The best way I can describe addiction is that it is like a mask. Not just for the person wearing it, but for the entire family around them. It covers the real person underneath, and it distorts how everyone else sees themselves, too. Recovery, then, is not just the removal of a substance; it is the slow, painstaking process of learning who everyone really is without it. Who your parent is. Who you are.


Almost four years now, my dad has been sober. And every year, I get to know more of who he actually is, and was, behind that mask. Watching him re-emerge has been one of the most profound experiences of my life. He is funny, warm, and present in a way I had not always known him to be. And I think about how much strength it must have taken to walk away from something that had been suppressing him for over twenty years. That is its own kind of bravery.

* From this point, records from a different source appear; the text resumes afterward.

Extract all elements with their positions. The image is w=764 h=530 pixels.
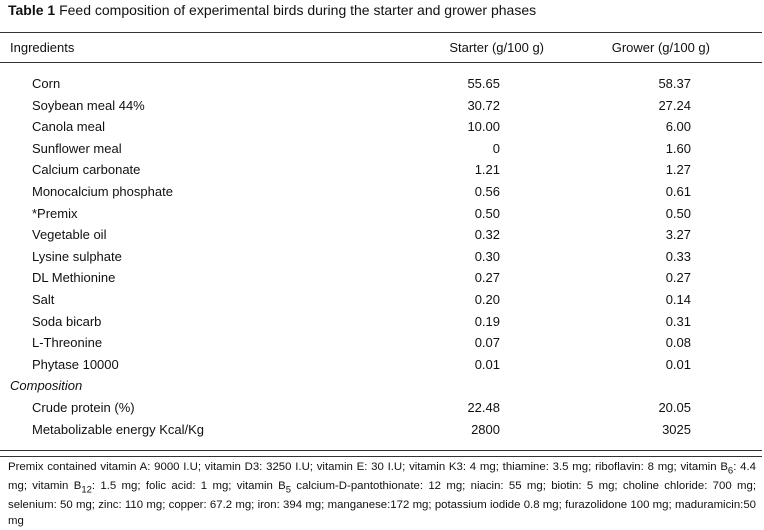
starter-value: 0.32: [474, 227, 500, 243]
grower-value: 1.27: [665, 162, 691, 178]
ingredient-name: DL Methionine: [32, 270, 116, 286]
footnote-line-2b: : 4.4 mg; vitamin B: [8, 461, 756, 493]
starter-value: 0.27: [474, 270, 500, 286]
ingredient-name: L-Threonine: [32, 335, 103, 351]
table-label: Table 1: [8, 2, 56, 18]
ingredient-name: Phytase 10000: [32, 356, 119, 372]
starter-value: 2800: [471, 421, 500, 437]
table-row: Vegetable oil 0.32 3.27: [0, 227, 764, 249]
grower-value: 0.27: [665, 270, 691, 286]
footnote-sub-b12: 12: [81, 484, 92, 496]
header-rule: [0, 62, 762, 63]
table-row: Metabolizable energy Kcal/Kg 2800 3025: [0, 422, 764, 444]
ingredient-name: Lysine sulphate: [32, 248, 122, 264]
ingredient-name: Monocalcium phosphate: [32, 183, 173, 199]
section-row: Composition: [0, 378, 764, 400]
table-caption: Table 1 Feed composition of experimental…: [8, 2, 536, 18]
table-row: Soda bicarb 0.19 0.31: [0, 314, 764, 336]
table-row: Soybean meal 44% 30.72 27.24: [0, 98, 764, 120]
grower-value: 27.24: [658, 97, 691, 113]
ingredient-name: Salt: [32, 291, 55, 307]
starter-value: 0.19: [474, 313, 500, 329]
grower-value: 0.33: [665, 248, 691, 264]
header-starter: Starter (g/100 g): [449, 40, 544, 55]
table-row: Monocalcium phosphate 0.56 0.61: [0, 184, 764, 206]
grower-value: 0.50: [665, 205, 691, 221]
footnote-line-1: Premix contained vitamin A: 9000 I.U; vi…: [8, 461, 592, 473]
ingredient-name: Canola meal: [32, 119, 105, 135]
bottom-rule-second: [0, 456, 762, 457]
section-label: Composition: [10, 378, 83, 394]
table-row: Salt 0.20 0.14: [0, 292, 764, 314]
grower-value: 6.00: [665, 119, 691, 135]
grower-value: 3025: [662, 421, 691, 437]
table-row: Crude protein (%) 22.48 20.05: [0, 400, 764, 422]
ingredient-name: Calcium carbonate: [32, 162, 141, 178]
table-row: L-Threonine 0.07 0.08: [0, 335, 764, 357]
grower-value: 58.37: [658, 76, 691, 91]
table-row: Phytase 10000 0.01 0.01: [0, 357, 764, 379]
ingredient-name: Metabolizable energy Kcal/Kg: [32, 421, 204, 437]
ingredient-name: Sunflower meal: [32, 140, 122, 156]
header-ingredients: Ingredients: [10, 40, 75, 55]
footnote-line-2d: calcium-D-pantothionate: 12 mg;: [291, 480, 466, 493]
starter-value: 30.72: [467, 97, 500, 113]
table-row: Canola meal 10.00 6.00: [0, 119, 764, 141]
table-body: Corn 55.65 58.37 Soybean meal 44% 30.72 27.24…: [0, 76, 764, 443]
footnote-line-2c: : 1.5 mg; folic acid: 1 mg; vitamin B: [91, 480, 286, 493]
top-rule: [0, 32, 762, 33]
starter-value: 55.65: [467, 76, 500, 91]
ingredient-name: Vegetable oil: [32, 227, 107, 243]
grower-value: 1.60: [665, 140, 691, 156]
table-row: DL Methionine 0.27 0.27: [0, 270, 764, 292]
starter-value: 0.20: [474, 291, 500, 307]
table-row: Corn 55.65 58.37: [0, 76, 764, 98]
grower-value: 3.27: [665, 227, 691, 243]
footnote-line-3: niacin: 55 mg; biotin: 5 mg; choline chl…: [8, 480, 756, 512]
starter-value: 0.56: [474, 183, 500, 199]
grower-value: 20.05: [658, 399, 691, 415]
grower-value: 0.61: [665, 183, 691, 199]
starter-value: 0.30: [474, 248, 500, 264]
starter-value: 10.00: [467, 119, 500, 135]
starter-value: 22.48: [467, 399, 500, 415]
ingredient-name: *Premix: [32, 205, 78, 221]
bottom-rule: [0, 450, 762, 451]
footnote-sub-b6: 6: [727, 465, 734, 477]
starter-value: 0.50: [474, 205, 500, 221]
starter-value: 0.01: [474, 356, 500, 372]
footnote-line-4: manganese:172 mg; potassium iodide 0.8 m…: [8, 499, 756, 527]
starter-value: 1.21: [474, 162, 500, 178]
table-title: Feed composition of experimental birds d…: [59, 2, 537, 18]
footnote-sub-b5: 5: [285, 484, 292, 496]
starter-value: 0.07: [474, 335, 500, 351]
ingredient-name: Crude protein (%): [32, 399, 135, 415]
header-grower: Grower (g/100 g): [611, 40, 710, 55]
grower-value: 0.31: [665, 313, 691, 329]
grower-value: 0.01: [665, 356, 691, 372]
ingredient-name: Soda bicarb: [32, 313, 102, 329]
table-row: *Premix 0.50 0.50: [0, 206, 764, 228]
ingredient-name: Corn: [32, 76, 61, 91]
grower-value: 0.08: [665, 335, 691, 351]
starter-value: 0: [492, 140, 500, 156]
table-row: Sunflower meal 0 1.60: [0, 141, 764, 163]
table-row: Lysine sulphate 0.30 0.33: [0, 249, 764, 271]
grower-value: 0.14: [665, 291, 691, 307]
ingredient-name: Soybean meal 44%: [32, 97, 145, 113]
footnote-line-2a: riboflavin: 8 mg; vitamin B: [595, 461, 728, 473]
table-row: Calcium carbonate 1.21 1.27: [0, 162, 764, 184]
table-footnote: Premix contained vitamin A: 9000 I.U; vi…: [8, 460, 756, 530]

If anyone came across my family now, they would see a tight, loving, slightly chaotic Greek family. They would not see the years it took to get here. They would not see my mother's quiet sacrifices, or my father's long road back to himself, or the girl who moved to another country and unknowingly started repeating a pattern she had grown up watching. But we see it. And we carry it with us, not as a wound, but as proof of what love, honesty, and relentless effort can actually do.


Addiction is powerful. But so, it turns out, is the choice to face it.